LokalKarya.id – Panggung teater menjadi salah satu ajang ekspresi seni bagi setiap orang yang menyukai seni peran, baik panggung maupun akting, bahkan sang pencipta naskah teater turut mengekspresikan dengan sentuhan seni yang mendalam dan dari setiap kata yang hendak disampaikan kepada para khayalak memiliki kualitas seni yg tinggi agar timbul makna yang memiliki arti.

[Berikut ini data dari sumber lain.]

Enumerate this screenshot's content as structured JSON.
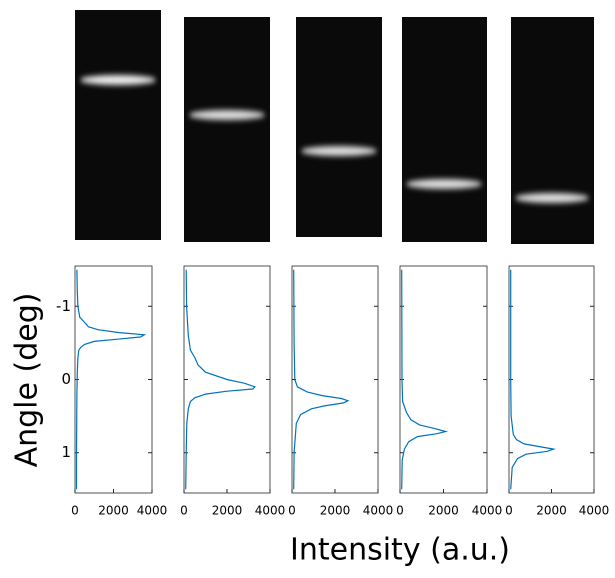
{
  "chart_data": [
    {
      "type": "line",
      "ylabel": "Angle (deg)",
      "x": [
        -1.5,
        -1.2,
        -1.0,
        -0.85,
        -0.78,
        -0.72,
        -0.68,
        -0.64,
        -0.61,
        -0.58,
        -0.55,
        -0.52,
        -0.48,
        -0.44,
        -0.4,
        -0.3,
        -0.1,
        0.2,
        0.6,
        1.0,
        1.5
      ],
      "values": [
        100,
        120,
        150,
        250,
        500,
        700,
        1200,
        2300,
        3600,
        3400,
        2200,
        1000,
        500,
        300,
        200,
        150,
        120,
        100,
        90,
        80,
        80
      ],
      "color": "#0072bd",
      "xlim": [
        -1.55,
        1.55
      ],
      "xticks": [
        -1,
        0,
        1
      ],
      "ylim": [
        0,
        4000
      ],
      "yticks": [
        0,
        2000,
        4000
      ]
    },
    {
      "type": "line",
      "x": [
        -1.5,
        -1,
        -0.6,
        -0.4,
        -0.3,
        -0.2,
        -0.1,
        0,
        0.05,
        0.1,
        0.13,
        0.16,
        0.2,
        0.25,
        0.3,
        0.4,
        0.6,
        1.0,
        1.5
      ],
      "values": [
        100,
        120,
        200,
        300,
        500,
        650,
        1000,
        2000,
        2800,
        3300,
        3200,
        2000,
        1000,
        500,
        300,
        200,
        130,
        100,
        80
      ],
      "color": "#0072bd",
      "xlim": [
        -1.55,
        1.55
      ],
      "xticks": [
        -1,
        0,
        1
      ],
      "ylim": [
        0,
        4000
      ],
      "yticks": [
        0,
        2000,
        4000
      ]
    },
    {
      "type": "line",
      "xlabel": "Intensity (a.u.)",
      "x": [
        -1.5,
        -0.5,
        0,
        0.1,
        0.17,
        0.22,
        0.26,
        0.29,
        0.32,
        0.36,
        0.4,
        0.48,
        0.6,
        1,
        1.5
      ],
      "values": [
        80,
        100,
        130,
        250,
        700,
        1400,
        2300,
        2600,
        2400,
        1500,
        900,
        400,
        200,
        100,
        80
      ],
      "color": "#0072bd",
      "xlim": [
        -1.55,
        1.55
      ],
      "xticks": [
        -1,
        0,
        1
      ],
      "ylim": [
        0,
        4000
      ],
      "yticks": [
        0,
        2000,
        4000
      ]
    },
    {
      "type": "line",
      "x": [
        -1.5,
        0,
        0.3,
        0.45,
        0.55,
        0.62,
        0.67,
        0.71,
        0.74,
        0.78,
        0.85,
        0.95,
        1.1,
        1.5
      ],
      "values": [
        80,
        90,
        120,
        300,
        500,
        900,
        1600,
        2100,
        1700,
        800,
        400,
        200,
        100,
        80
      ],
      "color": "#0072bd",
      "xlim": [
        -1.55,
        1.55
      ],
      "xticks": [
        -1,
        0,
        1
      ],
      "ylim": [
        0,
        4000
      ],
      "yticks": [
        0,
        2000,
        4000
      ]
    },
    {
      "type": "line",
      "x": [
        -1.5,
        0,
        0.5,
        0.75,
        0.82,
        0.88,
        0.92,
        0.95,
        0.98,
        1.02,
        1.08,
        1.2,
        1.5
      ],
      "values": [
        80,
        80,
        100,
        200,
        350,
        700,
        1500,
        2100,
        1800,
        800,
        400,
        150,
        80
      ],
      "color": "#0072bd",
      "xlim": [
        -1.55,
        1.55
      ],
      "xticks": [
        -1,
        0,
        1
      ],
      "ylim": [
        0,
        4000
      ],
      "yticks": [
        0,
        2000,
        4000
      ]
    }
  ]
}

Di penutupan akhir tahun 2017 ini, SMA Muhammadiyah 3 Jember (SMAMGA) mengadakan pentas aplikasi teater ke-18 kalinya, tepatnya pada tanggal 9 Desember 2017. Tak heran jika antusias masyarakat terutama komunitas teater setingkat SMK maupun SMA di Jember tergerak untuk menyaksikan acara ini bahkan beberapa masyarakat lainya juga tergerak untuk ikut menontonnya.
Acara yang dinaungi Sun Teater sebagai ekstrakurikuler Teater di SMAMGA ini menjadi salah satu ekskul yang kece dan penuh sentuhan seni.

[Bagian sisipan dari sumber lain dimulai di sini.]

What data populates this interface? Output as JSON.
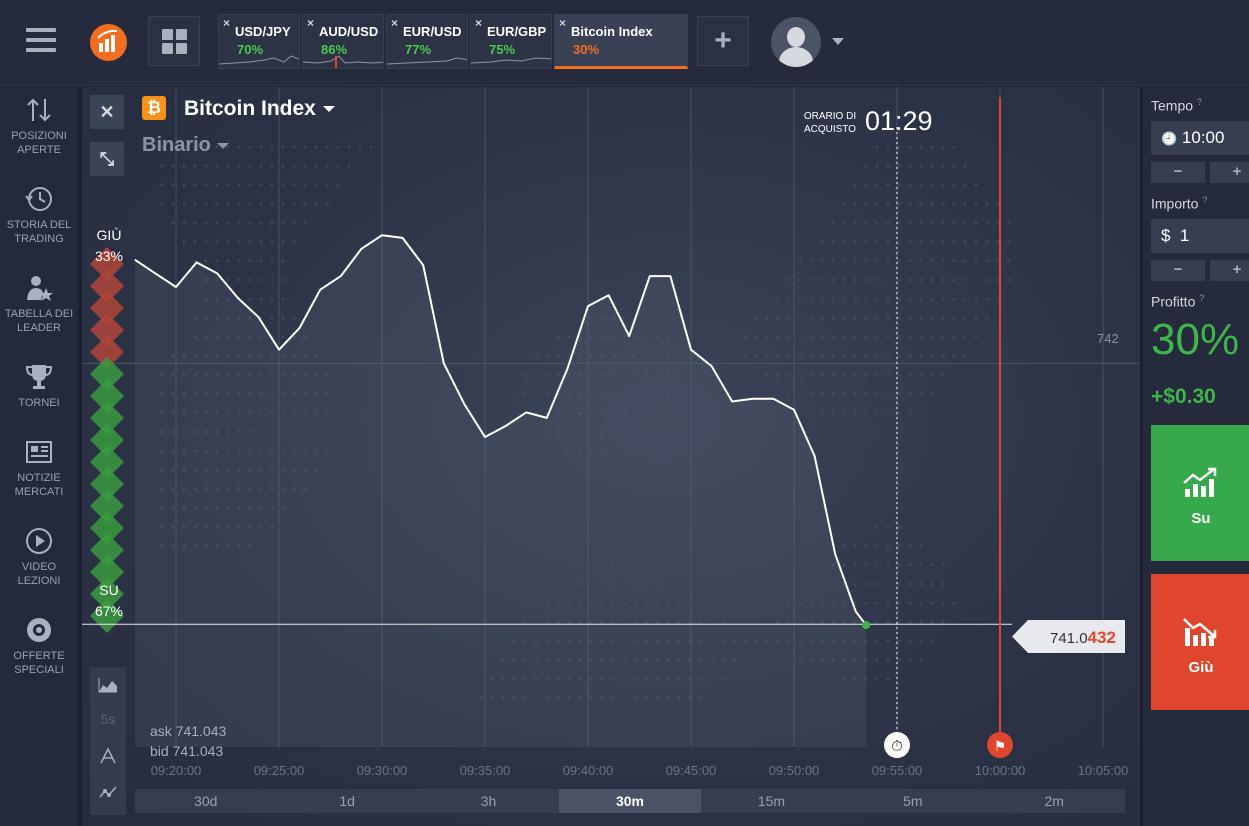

Dimulainya acara pada pukul 19.30 diawali dengan pembacaan puisi dari beberapa anggota Sun Teater, lalu pembacaan puisi dari perwakilan para penonton yang menonton pertunjukan tersebut, setelah itu tampillah pertunjukan monolog. Yang satu ini cukup menarik. Durasi yang ditayangkan cukup lama sekitar 15 menit. Itu artinya si pemeran yang membawakan pertunjukan monolog mesti menghafalkan di luar kepala 3 lembar naskah. Wow!

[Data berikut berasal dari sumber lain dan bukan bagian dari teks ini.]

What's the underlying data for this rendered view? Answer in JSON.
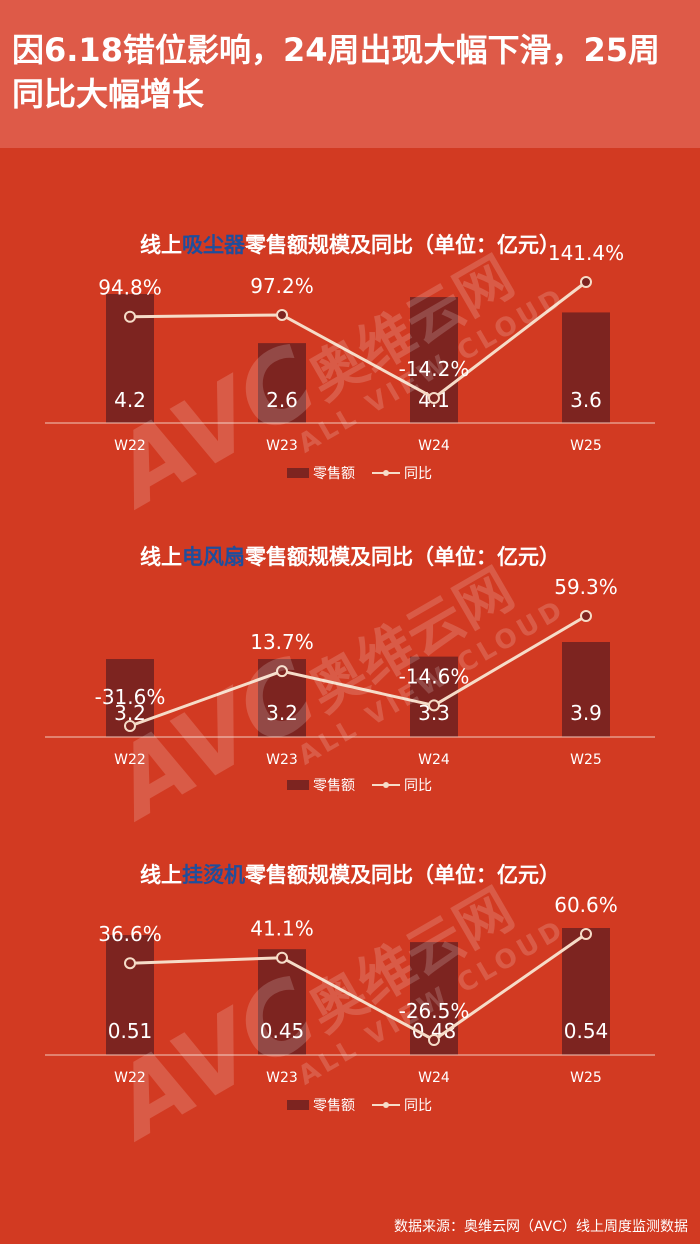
{
  "header": {
    "title": "因6.18错位影响，24周出现大幅下滑，25周同比大幅增长"
  },
  "watermark": {
    "logo": "AVC",
    "cn": "奥维云网",
    "en": "ALL VIEW CLOUD"
  },
  "source": "数据来源：奥维云网（AVC）线上周度监测数据",
  "colors": {
    "background": "#d23a22",
    "header": "#de5a48",
    "bar": "#7d2420",
    "line": "#f6dcc8",
    "title_highlight": "#1f4e9c"
  },
  "chart_data": [
    {
      "type": "bar",
      "title_prefix": "线上",
      "title_highlight": "吸尘器",
      "title_suffix": "零售额规模及同比（单位：亿元）",
      "categories": [
        "W22",
        "W23",
        "W24",
        "W25"
      ],
      "series": [
        {
          "name": "零售额",
          "type": "bar",
          "values": [
            4.2,
            2.6,
            4.1,
            3.6
          ],
          "labels": [
            "4.2",
            "2.6",
            "4.1",
            "3.6"
          ]
        },
        {
          "name": "同比",
          "type": "line",
          "values": [
            94.8,
            97.2,
            -14.2,
            141.4
          ],
          "labels": [
            "94.8%",
            "97.2%",
            "-14.2%",
            "141.4%"
          ]
        }
      ],
      "legend": "bottom"
    },
    {
      "type": "bar",
      "title_prefix": "线上",
      "title_highlight": "电风扇",
      "title_suffix": "零售额规模及同比（单位：亿元）",
      "categories": [
        "W22",
        "W23",
        "W24",
        "W25"
      ],
      "series": [
        {
          "name": "零售额",
          "type": "bar",
          "values": [
            3.2,
            3.2,
            3.3,
            3.9
          ],
          "labels": [
            "3.2",
            "3.2",
            "3.3",
            "3.9"
          ]
        },
        {
          "name": "同比",
          "type": "line",
          "values": [
            -31.6,
            13.7,
            -14.6,
            59.3
          ],
          "labels": [
            "-31.6%",
            "13.7%",
            "-14.6%",
            "59.3%"
          ]
        }
      ],
      "legend": "bottom"
    },
    {
      "type": "bar",
      "title_prefix": "线上",
      "title_highlight": "挂烫机",
      "title_suffix": "零售额规模及同比（单位：亿元）",
      "categories": [
        "W22",
        "W23",
        "W24",
        "W25"
      ],
      "series": [
        {
          "name": "零售额",
          "type": "bar",
          "values": [
            0.51,
            0.45,
            0.48,
            0.54
          ],
          "labels": [
            "0.51",
            "0.45",
            "0.48",
            "0.54"
          ]
        },
        {
          "name": "同比",
          "type": "line",
          "values": [
            36.6,
            41.1,
            -26.5,
            60.6
          ],
          "labels": [
            "36.6%",
            "41.1%",
            "-26.5%",
            "60.6%"
          ]
        }
      ],
      "legend": "bottom"
    }
  ]
}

Bermain teater, terutama tetaer monolog bukanlah hal yang mudah bagi sebagian orang yang melakoninya, dibutuhkan latihan yang cukup terutama vokal, artikulasi, dan intonasi, supaya naskah yang hendak disampaikan jelas dan dapat didengar oleh penonton. Sebab, di panggung teater tidak disediakan microphone kecuali MC yang sedang membawakan acara.

Acara penutupnya juga tak kalah memukau, yaitu pementasan teater dengan judul naskah “Petruk Jadi Presiden”.
Sun Teater yang dibina oleh Bapak Sony (Cimot) sebagai guru mata pelajaran seni telah memiliki ratusan penggerak seni teater dari tahun ke tahun Sun Tetaer SMAMGA ini cukup fenomenal dan sering juga mendapat kesempatan manggung di luar kota. Rangkaiannya bermacam-macam, ada yang untuk mengikuti berbagai macam festival budaya, dan sering pula memenangkan kejuaraan teater tingkat Jawa timur dan nasional .

Penonton pun terlihat antusias mengapresiasi penampilan Sun Teater SMAMGA ini. Riri misalnya, sangat bersemangat menonton teater yang kedua kalinya selama di Jember. Mahasiswa baru FKIP Universitas Jember ini cukup menyukai dunia seni seperti puisi, dan sedikit lakon teater. “Panggung teater itu unik, menarik, karena aku orangnya pemalu untuk tampil di atas panggung, jadi untuk bermain teater aku cukup kesulitan. Makanya aku suka kagum sama temen-temen pelaku teater.”, ungkapnya.

Kalau kamu sendiri gimana nih arek lokal? Jangan lupa untuk melestarikan seni dan budaya seperti temen-temen SMAMGA ini ya. Minimal dengan menontonnya seperti Riri.